BERITABANGSA.ID, JOMBANG – Ribuan siswa kelas 6 sekolah dasar di Jombang bakal menjalani Munaqosyah Juz 30 pada Oktober mendatang. Kegiatan tahunan ini tak sekadar ujian hafalan Al-Quran, tapi juga menjadi syarat penting bagi calon siswa yang ingin masuk SMP negeri lewat jalur prestasi.
Kepala Bidang Pembinaan SD Dinas Pendidikan dan Kebudayaan Kabupaten Jombang, Rhendra Kusuma, mengatakan saat ini siswa masih menjalani tahap pra-munaqosyah di tingkat kecamatan. Pada tahap ini, mereka diminta menuntaskan hafalan Juz 30, mulai surat An-Naba hingga An-Nas, dalam sekali duduk.
“Pra-munaqosyah ini sifatnya wajib. Siswa yang tidak mendaftar dan mengikuti tasmi’ tidak bisa melanjutkan ke munaqosyah tingkat kabupaten,” kata Rhendra, Rabu (17/09/2025) siang.
Pendaftaran pra-munaqosyah dibuka secara daring sejak 28 Agustus hingga 13 September. Uji hafalan berlangsung pada 25 September–2 Oktober di masing-masing kecamatan. Peserta yang lolos berhak mendaftar ke tingkat kabupaten dengan batas akhir 6 Oktober 2025.
Menurut Rhendra, hanya siswa kelas 6 yang diperbolehkan mengikuti munaqosyah. Sertifikat tahfiz yang mereka peroleh nantinya bisa digunakan untuk mendaftar SMP negeri tahun 2026 melalui jalur prestasi.
“Sertifikat yang diakui hanya yang dikeluarkan Dinas Pendidikan dan Kebudayaan Jombang,” ujarnya.

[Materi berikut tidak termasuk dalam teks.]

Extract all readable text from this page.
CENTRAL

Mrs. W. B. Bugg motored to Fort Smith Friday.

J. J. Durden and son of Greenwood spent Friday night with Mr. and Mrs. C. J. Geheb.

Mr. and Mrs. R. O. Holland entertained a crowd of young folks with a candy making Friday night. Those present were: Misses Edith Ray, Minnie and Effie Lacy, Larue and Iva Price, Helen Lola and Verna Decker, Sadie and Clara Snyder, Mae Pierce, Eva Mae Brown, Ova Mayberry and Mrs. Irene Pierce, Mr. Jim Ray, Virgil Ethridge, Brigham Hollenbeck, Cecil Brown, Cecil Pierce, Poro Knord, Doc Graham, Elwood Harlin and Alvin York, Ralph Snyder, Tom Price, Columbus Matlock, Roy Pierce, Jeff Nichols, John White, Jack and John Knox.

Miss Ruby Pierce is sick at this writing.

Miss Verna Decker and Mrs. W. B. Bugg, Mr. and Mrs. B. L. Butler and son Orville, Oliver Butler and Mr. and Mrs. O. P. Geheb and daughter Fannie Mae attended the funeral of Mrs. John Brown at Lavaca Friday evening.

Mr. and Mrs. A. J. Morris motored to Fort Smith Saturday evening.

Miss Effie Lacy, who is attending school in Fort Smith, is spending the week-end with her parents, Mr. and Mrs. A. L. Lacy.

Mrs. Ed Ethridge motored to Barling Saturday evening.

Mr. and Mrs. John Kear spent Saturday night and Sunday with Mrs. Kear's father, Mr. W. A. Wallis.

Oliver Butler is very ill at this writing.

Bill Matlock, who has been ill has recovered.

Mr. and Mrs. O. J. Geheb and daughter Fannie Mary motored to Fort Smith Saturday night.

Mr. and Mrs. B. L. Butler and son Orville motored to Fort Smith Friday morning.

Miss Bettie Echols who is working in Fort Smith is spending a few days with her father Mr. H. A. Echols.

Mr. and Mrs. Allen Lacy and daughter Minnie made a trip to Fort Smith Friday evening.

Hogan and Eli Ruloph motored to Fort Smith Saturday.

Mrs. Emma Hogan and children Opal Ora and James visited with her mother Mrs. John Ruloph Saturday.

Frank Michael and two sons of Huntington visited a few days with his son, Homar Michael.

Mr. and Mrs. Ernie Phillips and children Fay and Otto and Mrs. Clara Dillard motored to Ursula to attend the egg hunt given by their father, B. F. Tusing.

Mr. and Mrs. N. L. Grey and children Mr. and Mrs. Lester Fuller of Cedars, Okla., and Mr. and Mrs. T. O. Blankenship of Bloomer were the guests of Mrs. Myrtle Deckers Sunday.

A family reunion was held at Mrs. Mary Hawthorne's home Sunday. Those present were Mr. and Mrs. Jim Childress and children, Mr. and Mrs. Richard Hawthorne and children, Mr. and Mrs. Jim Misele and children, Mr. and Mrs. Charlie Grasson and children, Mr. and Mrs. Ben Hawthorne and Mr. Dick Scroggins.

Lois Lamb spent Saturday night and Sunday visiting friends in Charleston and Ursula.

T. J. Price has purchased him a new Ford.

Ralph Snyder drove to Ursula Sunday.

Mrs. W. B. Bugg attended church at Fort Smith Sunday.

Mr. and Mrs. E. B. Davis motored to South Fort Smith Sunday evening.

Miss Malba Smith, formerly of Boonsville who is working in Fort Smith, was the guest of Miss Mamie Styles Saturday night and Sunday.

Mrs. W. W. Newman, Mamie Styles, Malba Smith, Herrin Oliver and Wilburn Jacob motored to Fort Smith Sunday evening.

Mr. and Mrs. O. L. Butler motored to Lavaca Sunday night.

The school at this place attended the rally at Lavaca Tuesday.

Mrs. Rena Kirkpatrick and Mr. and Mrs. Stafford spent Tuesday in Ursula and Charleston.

Perlu diketahui bahwa, Munaqosyah tingkat kabupaten dijadwalkan berlangsung pada 16 Oktober 2025. Tak hanya siswa SD, siswa Madrasah Ibtidaiyah (MI) juga bisa ikut serta. Rhendra menegaskan, sistem pendaftaran berbasis online dipilih untuk memudahkan akses dan pengawasan.